Mal de mère
Les protocoles sanitaires stricts, l’éloignement des proches et l’accompagnement réduit renforcent le sentiment de solitude des jeunes mamans.
«Mes amis n’ont toujours pas rencontré mon fils, qui va avoir 6 mois. »
Nelly
Mère, l’un des plus beaux rôles d’une vie de femme. Peut-être l’un des plus difficiles aussi.
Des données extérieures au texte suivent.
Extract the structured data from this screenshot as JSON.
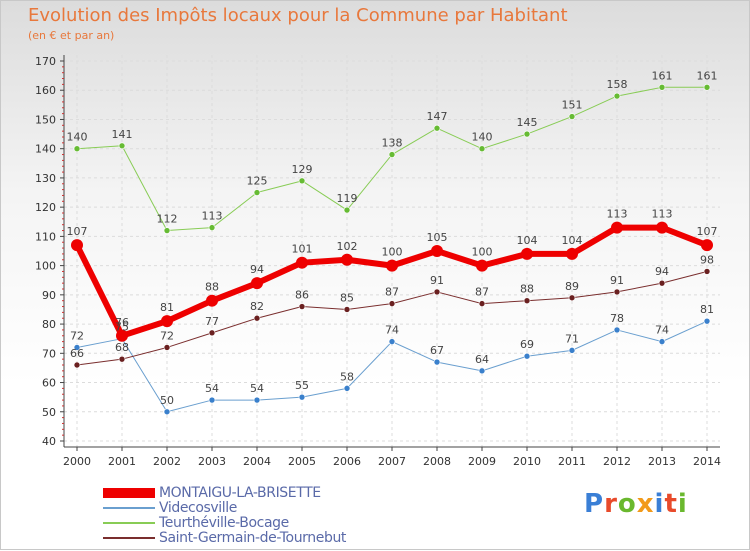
{
  "title": "Evolution des Impôts locaux pour la Commune par Habitant",
  "subtitle": "(en € et par an)",
  "logo": {
    "text": "Proxiti",
    "colors": [
      "#3a7fd6",
      "#e84a2a",
      "#6ab82e",
      "#f29a1a",
      "#3a7fd6",
      "#e84a2a",
      "#6ab82e"
    ]
  },
  "chart_data": {
    "type": "line",
    "title": "Evolution des Impôts locaux pour la Commune par Habitant",
    "subtitle": "(en € et par an)",
    "xlabel": "",
    "ylabel": "",
    "ylim": [
      40,
      170
    ],
    "yticks": [
      40,
      50,
      60,
      70,
      80,
      90,
      100,
      110,
      120,
      130,
      140,
      150,
      160,
      170
    ],
    "categories": [
      "2000",
      "2001",
      "2002",
      "2003",
      "2004",
      "2005",
      "2006",
      "2007",
      "2008",
      "2009",
      "2010",
      "2011",
      "2012",
      "2013",
      "2014"
    ],
    "grid": true,
    "legend_position": "bottom-left",
    "series": [
      {
        "name": "Teurthéville-Bocage",
        "color": "#88cc55",
        "point_color": "#66bb33",
        "width": 1,
        "marker": 3,
        "values": [
          140,
          141,
          112,
          113,
          125,
          129,
          119,
          138,
          147,
          140,
          145,
          151,
          158,
          161,
          161
        ]
      },
      {
        "name": "Videcosville",
        "color": "#6a9fcf",
        "point_color": "#3a80cc",
        "width": 1,
        "marker": 3,
        "values": [
          72,
          75,
          50,
          54,
          54,
          55,
          58,
          74,
          67,
          64,
          69,
          71,
          78,
          74,
          81
        ]
      },
      {
        "name": "Saint-Germain-de-Tournebut",
        "color": "#7a2e2e",
        "point_color": "#6a2020",
        "width": 1,
        "marker": 3,
        "values": [
          66,
          68,
          72,
          77,
          82,
          86,
          85,
          87,
          91,
          87,
          88,
          89,
          91,
          94,
          98
        ]
      },
      {
        "name": "MONTAIGU-LA-BRISETTE",
        "color": "#ee0000",
        "point_color": "#ee0000",
        "width": 6,
        "marker": 6,
        "values": [
          107,
          76,
          81,
          88,
          94,
          101,
          102,
          100,
          105,
          100,
          104,
          104,
          113,
          113,
          107
        ]
      }
    ],
    "legend": [
      "MONTAIGU-LA-BRISETTE",
      "Videcosville",
      "Teurthéville-Bocage",
      "Saint-Germain-de-Tournebut"
    ]
  }
}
Mais comment gérer ses angoisses liées à la parentalité nouvelle quand s’y ajoutent les peurs associées à la crise sanitaire ? « A ma sortie de la maternité, une paire de bras supplémentaires m’aurait bien aidée», témoigne Nelly. Quand on a un nourrisson, les coups de main des proches sont les bienvenus. Sauf que, avec les restrictions de déplacement et des proches qui habitent parfois à plusieurs centaines de kilomètres, le cercle sur lequel on peut habituellement compter est absent au moment où l’on en a le plus besoin. «A notre retour à la maison, nous n’avons vu personne pendant un mois, se souvient Christel. Ma tante qui devait venir nous aider n’est pas venue à cause du Covid-19. A part mon mari et moi, personne n’a pris mon fils dans ses bras jusqu’à ses 3 mois. » A cause de la pandémie, «il n’y a pas eu de visites, donc pas d’aide ni de conseils des proches, souligne Myriam Szejer, pédopsychiatre, psychanalyste et présidente de l’association La Cause des bébés. Certaines PMI [service de protection maternelle et infantile] et professionnels de la périnatalité ont même arrêté de venir à domicile en raison des protocoles sanitaires et, au tout début, du manque de matériel de protection. Cela a nettement accentué la solitude des mères. »
Alors que « la maternité et le post-partum les fragilisent déjà, le contexte accroît leurs angoisses et leurs besoins, complète Audrey Ndjave-sulpizi, infirmière clinicienne en périnatalité, qui a créé Happy Mum & Baby, un centre périnatal virtuel. Avec les recommandations sanitaires qui changent souvent, le climat anxiogène et la peur du virus, il y a un boom des demandes de consultations, d’aide à la mise en place de l’allaitement ou d’accompagnement sur le sommeil des bébés. Les parents, en particulier les mères, ont davantage besoin d’être accompagnés par des professionnels de la périnatalité.»
« Mes amis et une partie de ma famille n’ont toujours pas rencontré mon fils, qui va bientôt avoir 6 mois, témoigne
Nelly. On ne peut pas partager son arrivée, la pandémie nous vole tout ça.» Pour ces mères, «l’isolement freine l’épanouissement global : être privée du partage, des souvenirs, est source de tristesse, de colère et de frustration, analyse Audrey Ndjave-sulpizi. Et face au risque de dépression du post-partum, il ne faut pas souffrir en silence. Etre maman est un bouleversement physiologique, physique et psychique : c’est un raz de marée. Or, si on est accompagnée, on comprend mieux ce que l’on traverse, et on passe plus facilement ce cap.»